II. Die Kosten des Verfahrens hat der Kläger zu tragen.
III. Das Urteil ist hinsichtlich der Kosten vorläufig vollstreckbar.
Gründe
Die zulässige Klage hat in der Sache keinen Erfolg.
1. Gegenstand der Klage ist die begehrte Aufenthaltserlaubnis zum Zwecke des Familiennachzugs.

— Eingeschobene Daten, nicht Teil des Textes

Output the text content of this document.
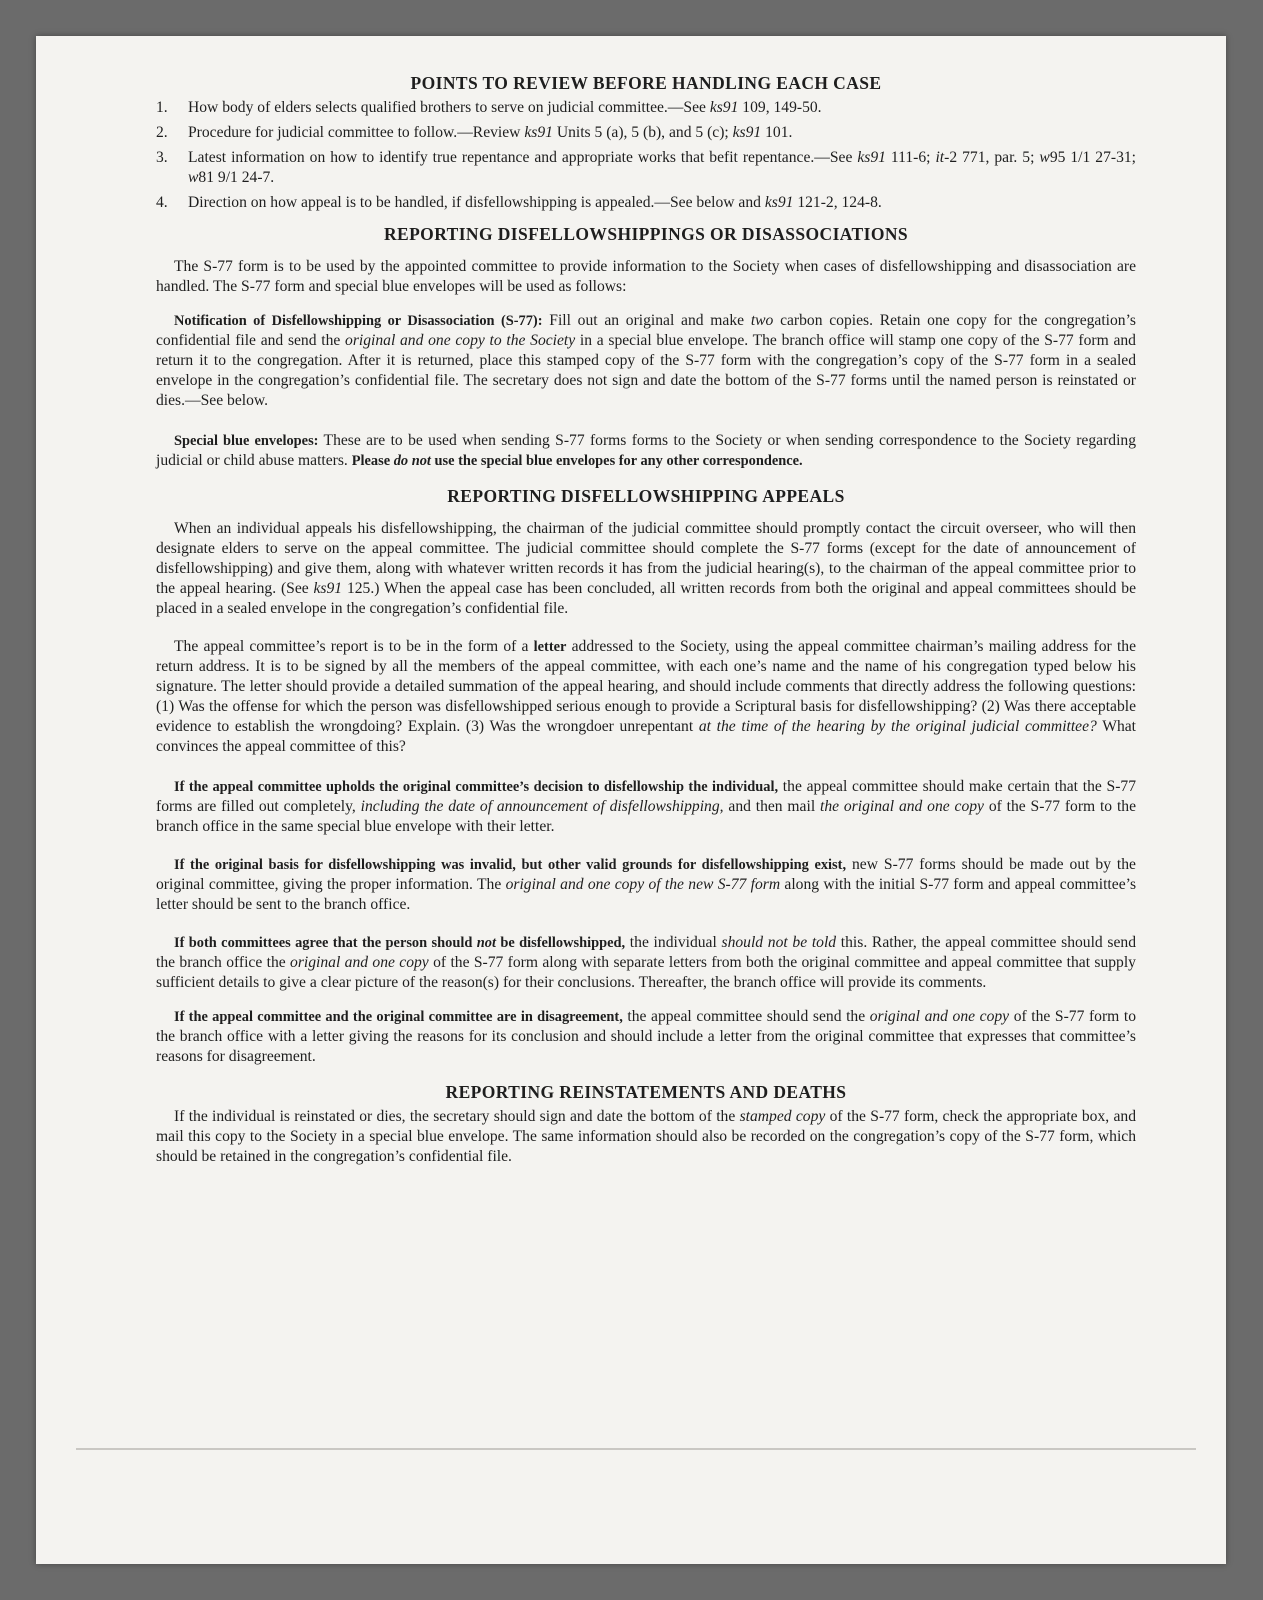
POINTS TO REVIEW BEFORE HANDLING EACH CASE
1.	How body of elders selects qualified brothers to serve on judicial committee.—See ks91 109, 149-50.
2.	Procedure for judicial committee to follow.—Review ks91 Units 5 (a), 5 (b), and 5 (c); ks91 101.
3.	Latest information on how to identify true repentance and appropriate works that befit repentance.—See ks91 111-6; it-2 771, par. 5; w95 1/1 27-31; w81 9/1 24-7.
4.	Direction on how appeal is to be handled, if disfellowshipping is appealed.—See below and ks91 121-2, 124-8.
REPORTING DISFELLOWSHIPPINGS OR DISASSOCIATIONS

The S-77 form is to be used by the appointed committee to provide information to the Society when cases of disfellowshipping and disassociation are handled. The S-77 form and special blue envelopes will be used as follows:

Notification of Disfellowshipping or Disassociation (S-77): Fill out an original and make two carbon copies. Retain one copy for the congregation’s confidential file and send the original and one copy to the Society in a special blue envelope. The branch office will stamp one copy of the S-77 form and return it to the congregation. After it is returned, place this stamped copy of the S-77 form with the congregation’s copy of the S-77 form in a sealed envelope in the congregation’s confidential file. The secretary does not sign and date the bottom of the S-77 forms until the named person is reinstated or dies.—See below.

Special blue envelopes: These are to be used when sending S-77 forms forms to the Society or when sending correspondence to the Society regarding judicial or child abuse matters. Please do not use the special blue envelopes for any other correspondence.

REPORTING DISFELLOWSHIPPING APPEALS

When an individual appeals his disfellowshipping, the chairman of the judicial committee should promptly contact the circuit overseer, who will then designate elders to serve on the appeal committee. The judicial committee should complete the S-77 forms (except for the date of announcement of disfellowshipping) and give them, along with whatever written records it has from the judicial hearing(s), to the chairman of the appeal committee prior to the appeal hearing. (See ks91 125.) When the appeal case has been concluded, all written records from both the original and appeal committees should be placed in a sealed envelope in the congregation’s confidential file.

The appeal committee’s report is to be in the form of a letter addressed to the Society, using the appeal committee chairman’s mailing address for the return address. It is to be signed by all the members of the appeal committee, with each one’s name and the name of his congregation typed below his signature. The letter should provide a detailed summation of the appeal hearing, and should include comments that directly address the following questions: (1) Was the offense for which the person was disfellowshipped serious enough to provide a Scriptural basis for disfellowshipping? (2) Was there acceptable evidence to establish the wrongdoing? Explain. (3) Was the wrongdoer unrepentant at the time of the hearing by the original judicial committee? What convinces the appeal committee of this?

If the appeal committee upholds the original committee’s decision to disfellowship the individual, the appeal committee should make certain that the S-77 forms are filled out completely, including the date of announcement of disfellowshipping, and then mail the original and one copy of the S-77 form to the branch office in the same special blue envelope with their letter.

If the original basis for disfellowshipping was invalid, but other valid grounds for disfellowshipping exist, new S-77 forms should be made out by the original committee, giving the proper information. The original and one copy of the new S-77 form along with the initial S-77 form and appeal committee’s letter should be sent to the branch office.

If both committees agree that the person should not be disfellowshipped, the individual should not be told this. Rather, the appeal committee should send the branch office the original and one copy of the S-77 form along with separate letters from both the original committee and appeal committee that supply sufficient details to give a clear picture of the reason(s) for their conclusions. Thereafter, the branch office will provide its comments.

If the appeal committee and the original committee are in disagreement, the appeal committee should send the original and one copy of the S-77 form to the branch office with a letter giving the reasons for its conclusion and should include a letter from the original committee that expresses that committee’s reasons for disagreement.

REPORTING REINSTATEMENTS AND DEATHS

If the individual is reinstated or dies, the secretary should sign and date the bottom of the stamped copy of the S-77 form, check the appropriate box, and mail this copy to the Society in a special blue envelope. The same information should also be recorded on the congregation’s copy of the S-77 form, which should be retained in the congregation’s confidential file.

2. Die Klage ist zulässig, aber unbegründet. Der Kläger hat keinen Anspruch auf Erteilung einer Aufenthaltserlaubnis. Der Erteilung der Aufenthaltserlaubnis steht bereits die Titelerteilungssperre des § 10 Abs. 3 AufenthG entgegen. Hiernach darf einem Ausländer, dessen Asylantrag unanfechtbar abgelehnt worden ist, vor der Ausreise ein Aufenthaltstitel nur nach Maßgabe des Abschnitts 5 erteilt werden. Die Titelerteilungssperre greift zwar nach § 10 Abs. 3 Satz 3 AufenthG nicht, wenn ein Anspruch auf Erteilung einer Aufenthaltserlaubnis besteht. Ein solcher Rechtsanspruch liegt aber nur dann vor, wenn alle zwingenden und regelhaften Tatbestandsvoraussetzungen erfüllt sind (BVerwG, U.v. 10.12.2014 -1 C 15/14 – juris Rn. 15). Dies ist vorliegend nicht der Fall.

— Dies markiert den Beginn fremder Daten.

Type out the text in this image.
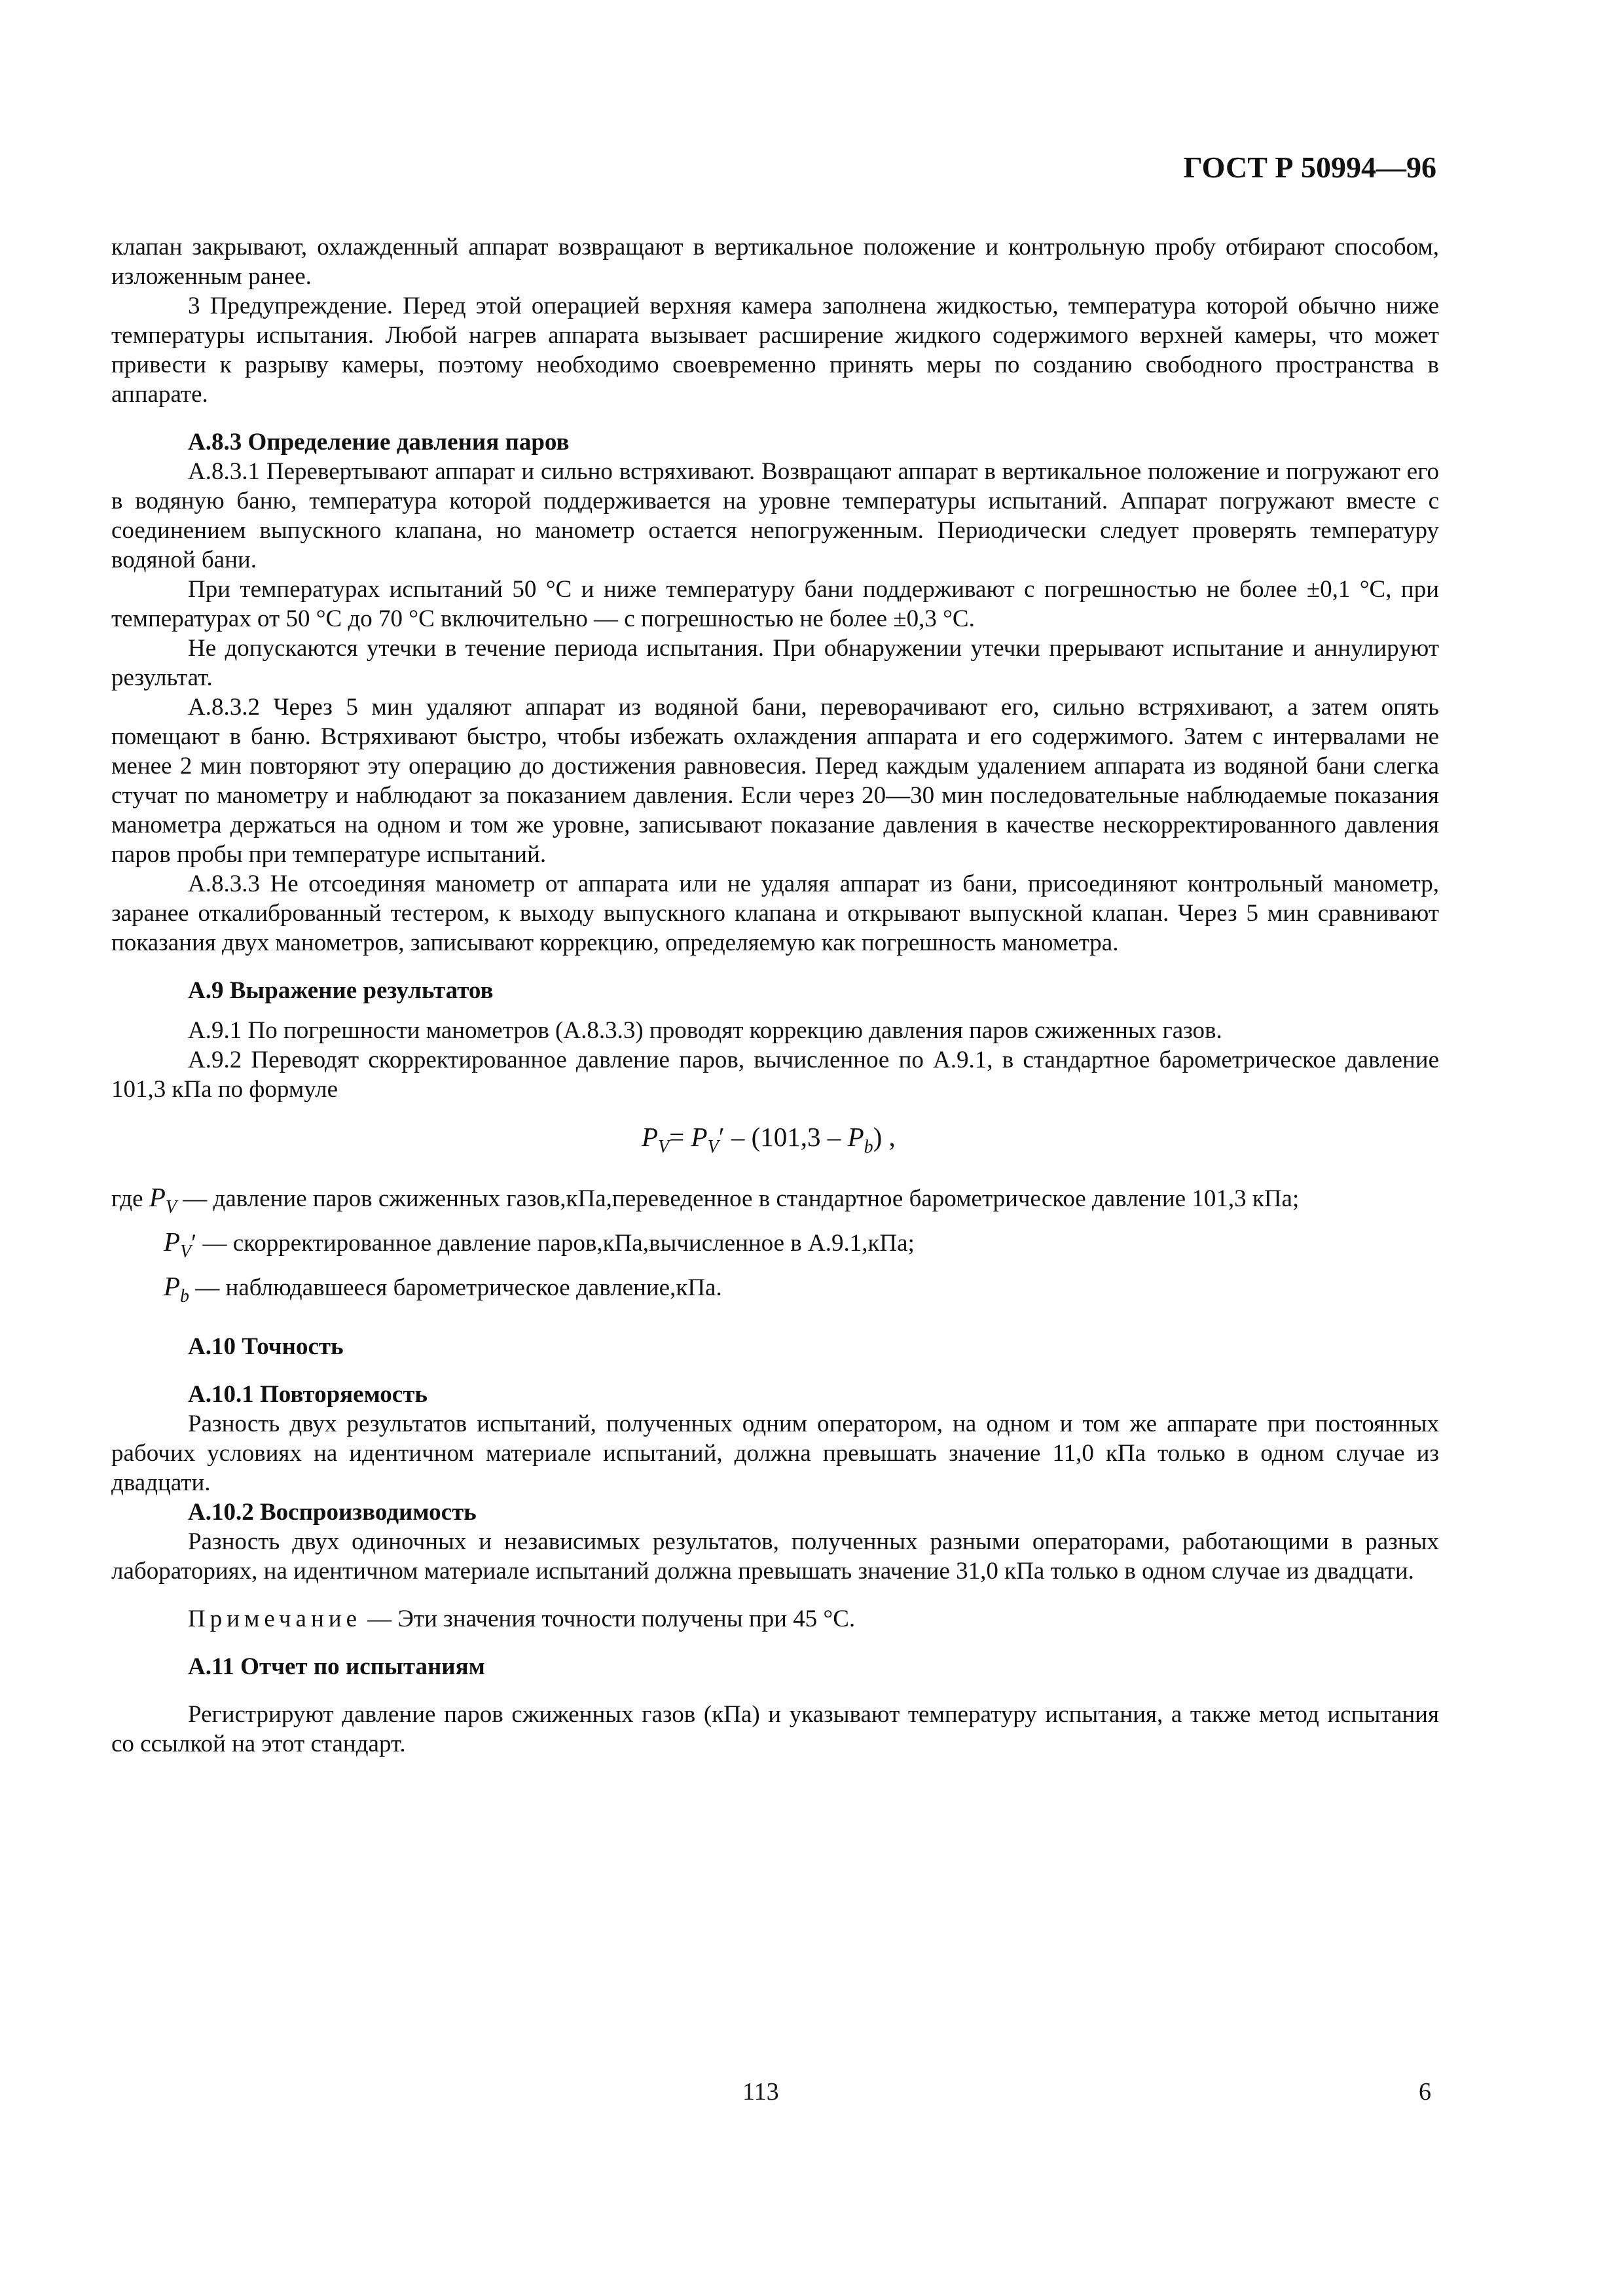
ГОСТ Р 50994—96

клапан закрывают, охлажденный аппарат возвращают в вертикальное положение и контрольную пробу отбирают способом, изложенным ранее.

3 Предупреждение. Перед этой операцией верхняя камера заполнена жидкостью, температура которой обычно ниже температуры испытания. Любой нагрев аппарата вызывает расширение жидкого содержимого верхней камеры, что может привести к разрыву камеры, поэтому необходимо своевременно принять меры по созданию свободного пространства в аппарате.

А.8.3 Определение давления паров

А.8.3.1 Перевертывают аппарат и сильно встряхивают. Возвращают аппарат в вертикальное положение и погружают его в водяную баню, температура которой поддерживается на уровне температуры испытаний. Аппарат погружают вместе с соединением выпускного клапана, но манометр остается непогруженным. Периодически следует проверять температуру водяной бани.

При температурах испытаний 50 °С и ниже температуру бани поддерживают с погрешностью не более ±0,1 °С, при температурах от 50 °С до 70 °С включительно — с погрешностью не более ±0,3 °С.

Не допускаются утечки в течение периода испытания. При обнаружении утечки прерывают испытание и аннулируют результат.

А.8.3.2 Через 5 мин удаляют аппарат из водяной бани, переворачивают его, сильно встряхивают, а затем опять помещают в баню. Встряхивают быстро, чтобы избежать охлаждения аппарата и его содержимого. Затем с интервалами не менее 2 мин повторяют эту операцию до достижения равновесия. Перед каждым удалением аппарата из водяной бани слегка стучат по манометру и наблюдают за показанием давления. Если через 20—30 мин последовательные наблюдаемые показания манометра держаться на одном и том же уровне, записывают показание давления в качестве нескорректированного давления паров пробы при температуре испытаний.

А.8.3.3 Не отсоединяя манометр от аппарата или не удаляя аппарат из бани, присоединяют контрольный манометр, заранее откалиброванный тестером, к выходу выпускного клапана и открывают выпускной клапан. Через 5 мин сравнивают показания двух манометров, записывают коррекцию, определяемую как погрешность манометра.

А.9 Выражение результатов

А.9.1 По погрешности манометров (А.8.3.3) проводят коррекцию давления паров сжиженных газов.

А.9.2 Переводят скорректированное давление паров, вычисленное по А.9.1, в стандартное барометрическое давление 101,3 кПа по формуле

$P_V= P_V' - (101,3 - P_b)$ ,

где $P_V$ — давление паров сжиженных газов,кПа,переведенное в стандартное барометрическое давление 101,3 кПа;

$P_V'$ — скорректированное давление паров,кПа,вычисленное в А.9.1,кПа;

$P_b$ — наблюдавшееся барометрическое давление,кПа.

А.10 Точность

А.10.1 Повторяемость

Разность двух результатов испытаний, полученных одним оператором, на одном и том же аппарате при постоянных рабочих условиях на идентичном материале испытаний, должна превышать значение 11,0 кПа только в одном случае из двадцати.

А.10.2 Воспроизводимость

Разность двух одиночных и независимых результатов, полученных разными операторами, работающими в разных лабораториях, на идентичном материале испытаний должна превышать значение 31,0 кПа только в одном случае из двадцати.

Примечание — Эти значения точности получены при 45 °С.

А.11 Отчет по испытаниям

Регистрируют давление паров сжиженных газов (кПа) и указывают температуру испытания, а также метод испытания со ссылкой на этот стандарт.

113	6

a) Ein Anspruch auf Erteilung einer Aufenthaltserlaubnis nach der Vorschrift des § 36 Abs. 2 Satz 1 AufenthG, die den Nachzug zu ausländischen Kindern regelt, kommt nicht in Betracht. Danach kann sonstigen Familienangehörigen eines Ausländers zum Familiennachzug eine Aufenthaltserlaubnis erteilt werden, wenn dies zur Vermeidung einer außergewöhnlichen Härte erforderlich ist. Vorliegend kann dahingestellt bleiben, ob die besonderen Voraussetzungen des § 36 Abs. 2 Satz 1 AufenthG erfüllt sind und insbesondere eine außergewöhnlich Härte anzunehmen ist, weil der Erteilung der Aufenthaltserlaubnis zumindest die Vorschrift des § 5 Abs. 2 Satz 1 Nr. 1 AufenthG entgegensteht, nachdem der Kläger nicht mit dem erforderlichen Visum zum Daueraufenthalt in die Bundesrepublik eingereist ist. Vielmehr ist der Kläger ohne Visum in das Bundesgebiet eingereist und hat erfolglos ein Asylverfahren betrieben. Im Übrigen wurden keine Umstände nachgewiesen oder wenigstens substantiiert vorgetragen, die das Vorliegen einer besonderen Härte begründen könnten.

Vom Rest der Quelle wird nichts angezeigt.